If he knew that, the sheriff thought, he'd have something to go on and, maybe, a way to help Mad Dog and Heather in far off Tucson. Maybe even, some hint that could lead him to Fig Zit.

“I haven't got a clue, Doc.”

“Bombing you and Mrs. Kraus doesn't make any sense,” Doc said. “Though Mad Dog, I can kind of understand.”

“Really?” The sheriff was surprised.

“Yeah. Ed told me he finally got himself a decent paying job. He just started with the people planning that ethanol outfit your brother's been trying to keep out of Benteen County.”

***

Heather wasn't surprised when Mad Dog didn't wait to see how she and Captain Matus reacted to Mad Dog's surprising announcement.

“Follow me,” her uncle told them. He whirled and went pounding down the hall like a fullback into an off-tackle hole his linemen had just opened.

She was even more surprised that Matus didn't seem to consider shooting Mad Dog in the back. The much-smaller Sewa followed on Mad Dog's heels, gun out, badge up. Not that there were any people trying to impede their progress. Heather found herself trailing the pack, and tossing an apology to a terrified nurse trying to climb the wall rather than deal with any of the wild bunch invading her hospital.
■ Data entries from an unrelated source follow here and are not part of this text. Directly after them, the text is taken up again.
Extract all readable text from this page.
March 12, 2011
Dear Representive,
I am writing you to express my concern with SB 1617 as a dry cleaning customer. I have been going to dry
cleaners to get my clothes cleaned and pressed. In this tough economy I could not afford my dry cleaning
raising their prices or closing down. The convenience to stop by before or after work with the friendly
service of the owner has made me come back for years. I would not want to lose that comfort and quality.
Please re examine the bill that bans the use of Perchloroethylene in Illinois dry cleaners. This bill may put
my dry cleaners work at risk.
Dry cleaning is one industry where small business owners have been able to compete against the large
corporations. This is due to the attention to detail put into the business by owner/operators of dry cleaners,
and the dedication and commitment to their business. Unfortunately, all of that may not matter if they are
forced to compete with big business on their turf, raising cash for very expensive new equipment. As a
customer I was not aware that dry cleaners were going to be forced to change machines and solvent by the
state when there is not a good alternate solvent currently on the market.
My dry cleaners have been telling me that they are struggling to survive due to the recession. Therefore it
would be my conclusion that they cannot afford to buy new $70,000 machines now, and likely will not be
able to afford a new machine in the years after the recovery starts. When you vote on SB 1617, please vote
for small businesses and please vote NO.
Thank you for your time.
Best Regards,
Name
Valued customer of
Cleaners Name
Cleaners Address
“One of these doors along here,” Mad Dog called over his shoulder. “They were going in just as you knocked.” He reached out and tried a knob and it turned.

“This one, I think,” Mad Dog said. And then, just before Heather got to it, “Oh yeah. This one for sure.”

Matus stopped dead in the middle of the doorway and Heather nearly ran over him. Then she saw why. Mad Dog stood in front of a desk heaped with papers and photographs of smiling people. Two other men were in the room with him. They both wore scrubs. One sat on the floor with his back to the desk and a surprised look in already cloudy eyes that stared at the syringe protruding from his torso, angling up, just under the sternum. The other man was lying against the far wall and he seemed to be having a seizure. He thrashed about madly, clawing at his neck and making strangled noises even though no one was doing any strangling.

Mad Dog bent and rolled him over. Heather could see that the man's neck was red and bleeding. With the way he was tearing at his throat, she wasn't sure he hadn't made those wounds to his own flesh. But his eyes were bugged out and his face had gone unnaturally pale.